Silicasome

Westwood Bioscience have developed a multifunctional mesoporous silica nanoparticle (MSNP) platform that has been adapted to provide high-dose chemotherapy that is encapsulated in the particle by a lipid bilayer.

The “Silicasome” is a comprised of a mesoporous silica core (resembling a hollow glass bubble), which is surrounded by a lipid bilayer that encapsulates drugs inside the pores as well as inside the bilayer itself.

Although Silicasomes morphologically resemble liposomes, there are important differences in the amount of chemotherapeutic agent that can be loaded, the carrier stability, amount of drug that is delivered to the cancer site, efficacy and toxicity reduction.

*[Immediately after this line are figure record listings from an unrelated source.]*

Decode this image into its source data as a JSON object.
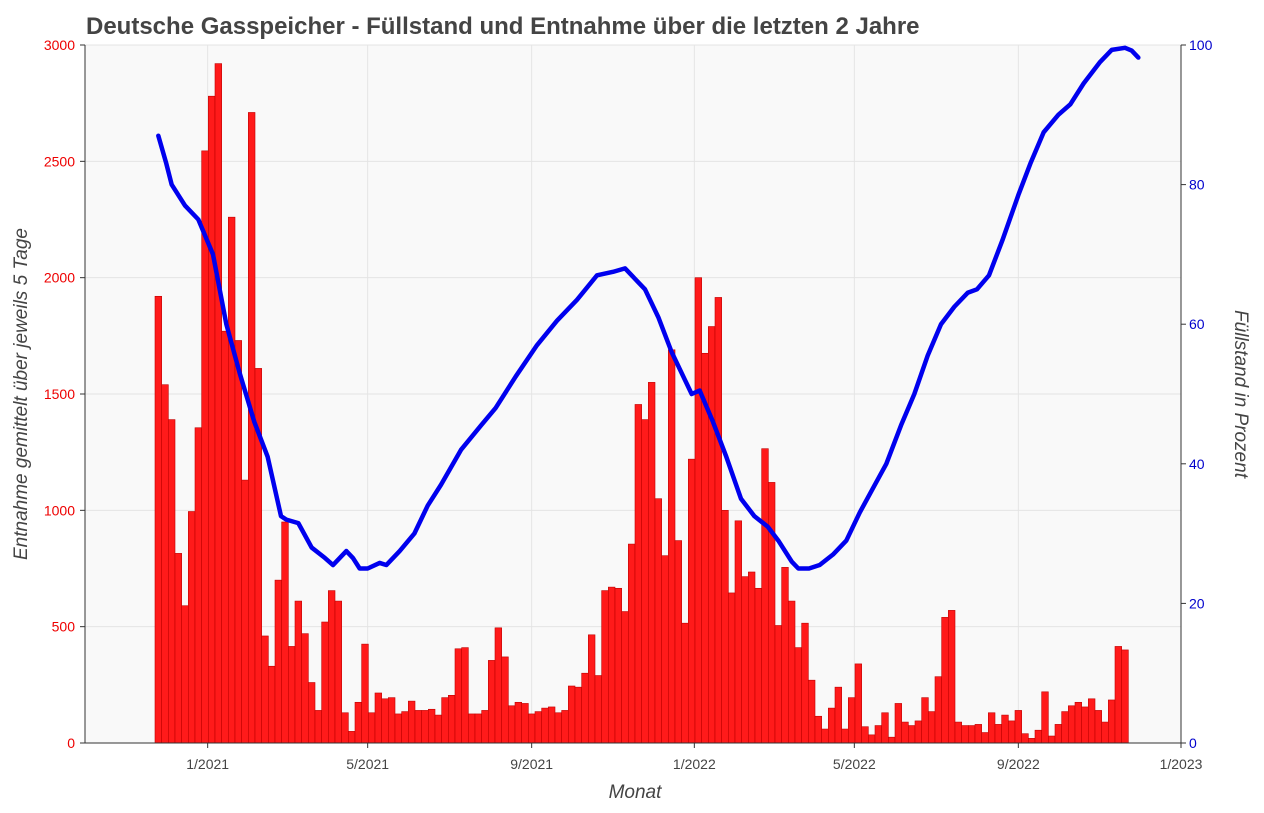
{
  "chart_data": {
    "type": "bar+line",
    "title": "Deutsche Gasspeicher - Füllstand und Entnahme über die letzten 2 Jahre",
    "xlabel": "Monat",
    "ylabel_left": "Entnahme gemittelt über jeweils 5 Tage",
    "ylabel_right": "Füllstand in Prozent",
    "x_range": [
      "2020-10-01",
      "2023-01-01"
    ],
    "x_ticks": [
      "1/2021",
      "5/2021",
      "9/2021",
      "1/2022",
      "5/2022",
      "9/2022",
      "1/2023"
    ],
    "ylim_left": [
      0,
      3000
    ],
    "y_ticks_left": [
      "0",
      "500",
      "1000",
      "1500",
      "2000",
      "2500",
      "3000"
    ],
    "ylim_right": [
      0,
      100
    ],
    "y_ticks_right": [
      "0",
      "20",
      "40",
      "60",
      "80",
      "100"
    ],
    "grid": true,
    "colors": {
      "bars": "#ff1a1a",
      "line": "#0000ee",
      "left_axis": "#ee0000",
      "right_axis": "#0000cc",
      "plot_bg": "#f9f9f9",
      "grid": "#e4e4e4",
      "text": "#444444"
    },
    "bar_series": {
      "start_date": "2020-11-25",
      "period_days": 5,
      "values": [
        1920,
        1540,
        1390,
        815,
        590,
        995,
        1355,
        2545,
        2780,
        2920,
        1770,
        2260,
        1730,
        1130,
        2710,
        1610,
        460,
        330,
        700,
        950,
        415,
        610,
        470,
        260,
        140,
        520,
        655,
        610,
        130,
        50,
        175,
        425,
        130,
        215,
        190,
        195,
        125,
        135,
        180,
        140,
        140,
        145,
        120,
        195,
        205,
        405,
        410,
        125,
        125,
        140,
        355,
        495,
        370,
        160,
        175,
        170,
        125,
        135,
        150,
        155,
        130,
        140,
        245,
        240,
        300,
        465,
        290,
        655,
        670,
        665,
        565,
        855,
        1455,
        1390,
        1550,
        1050,
        805,
        1690,
        870,
        515,
        1220,
        2000,
        1675,
        1790,
        1915,
        1000,
        645,
        955,
        715,
        735,
        665,
        1265,
        1120,
        505,
        755,
        610,
        410,
        515,
        270,
        115,
        60,
        150,
        240,
        60,
        195,
        340,
        70,
        35,
        75,
        130,
        25,
        170,
        90,
        75,
        95,
        195,
        135,
        285,
        540,
        570,
        90,
        75,
        75,
        80,
        45,
        130,
        80,
        120,
        95,
        140,
        40,
        20,
        55,
        220,
        30,
        80,
        135,
        160,
        175,
        155,
        190,
        140,
        90,
        185,
        415,
        400
      ]
    },
    "line_series": {
      "points": [
        [
          "2020-11-25",
          87
        ],
        [
          "2020-12-01",
          83
        ],
        [
          "2020-12-05",
          80
        ],
        [
          "2020-12-15",
          77
        ],
        [
          "2020-12-25",
          75
        ],
        [
          "2021-01-05",
          70
        ],
        [
          "2021-01-15",
          60
        ],
        [
          "2021-01-25",
          53
        ],
        [
          "2021-02-05",
          46
        ],
        [
          "2021-02-15",
          41
        ],
        [
          "2021-02-25",
          32.5
        ],
        [
          "2021-03-01",
          32
        ],
        [
          "2021-03-10",
          31.5
        ],
        [
          "2021-03-20",
          28
        ],
        [
          "2021-03-30",
          26.5
        ],
        [
          "2021-04-05",
          25.5
        ],
        [
          "2021-04-15",
          27.5
        ],
        [
          "2021-04-20",
          26.5
        ],
        [
          "2021-04-25",
          25
        ],
        [
          "2021-05-01",
          25
        ],
        [
          "2021-05-10",
          25.8
        ],
        [
          "2021-05-15",
          25.5
        ],
        [
          "2021-05-25",
          27.5
        ],
        [
          "2021-06-05",
          30
        ],
        [
          "2021-06-15",
          34
        ],
        [
          "2021-06-25",
          37
        ],
        [
          "2021-07-10",
          42
        ],
        [
          "2021-07-25",
          45.5
        ],
        [
          "2021-08-05",
          48
        ],
        [
          "2021-08-20",
          52.5
        ],
        [
          "2021-09-05",
          57
        ],
        [
          "2021-09-20",
          60.5
        ],
        [
          "2021-10-05",
          63.5
        ],
        [
          "2021-10-20",
          67
        ],
        [
          "2021-11-01",
          67.5
        ],
        [
          "2021-11-10",
          68
        ],
        [
          "2021-11-15",
          67
        ],
        [
          "2021-11-25",
          65
        ],
        [
          "2021-12-05",
          61
        ],
        [
          "2021-12-15",
          56
        ],
        [
          "2021-12-25",
          52
        ],
        [
          "2021-12-30",
          50
        ],
        [
          "2022-01-05",
          50.5
        ],
        [
          "2022-01-15",
          46
        ],
        [
          "2022-01-25",
          41
        ],
        [
          "2022-02-05",
          35
        ],
        [
          "2022-02-15",
          32.5
        ],
        [
          "2022-02-25",
          31
        ],
        [
          "2022-03-05",
          29
        ],
        [
          "2022-03-15",
          26
        ],
        [
          "2022-03-20",
          25
        ],
        [
          "2022-03-28",
          25
        ],
        [
          "2022-04-05",
          25.5
        ],
        [
          "2022-04-15",
          27
        ],
        [
          "2022-04-25",
          29
        ],
        [
          "2022-05-05",
          33
        ],
        [
          "2022-05-15",
          36.5
        ],
        [
          "2022-05-25",
          40
        ],
        [
          "2022-06-05",
          45.5
        ],
        [
          "2022-06-15",
          50
        ],
        [
          "2022-06-25",
          55.5
        ],
        [
          "2022-07-05",
          60
        ],
        [
          "2022-07-15",
          62.5
        ],
        [
          "2022-07-25",
          64.5
        ],
        [
          "2022-08-01",
          65
        ],
        [
          "2022-08-10",
          67
        ],
        [
          "2022-08-20",
          72
        ],
        [
          "2022-09-01",
          78.5
        ],
        [
          "2022-09-10",
          83
        ],
        [
          "2022-09-20",
          87.5
        ],
        [
          "2022-10-01",
          90
        ],
        [
          "2022-10-10",
          91.5
        ],
        [
          "2022-10-20",
          94.5
        ],
        [
          "2022-11-01",
          97.5
        ],
        [
          "2022-11-10",
          99.3
        ],
        [
          "2022-11-20",
          99.6
        ],
        [
          "2022-11-25",
          99.2
        ],
        [
          "2022-11-30",
          98.2
        ]
      ]
    }
  }
}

These differences are due to the increased packaging space for chemotherapeutic agents like irinotecan in the silicasome as well as the stability of the lipid bilayer during the phase of systemic biodistribution and storage. The supported lipid bilayer in the silicasome is more stable than the non-supported bilayer in a liposome.

The increased leakage of highly toxic drug like irinotecan from liposome can lead to systemic toxicity, allowing us to demonstrate major toxicity reduction by an irinotecan silicasome carrier in organs such as the gastrointestinal tract, liver, and bone marrow compared to a liposome.

These features also allow for the improved pharmacokinetics and treatment efficacy of Silicasomes versus liposomes in an animal pancreas cancer model.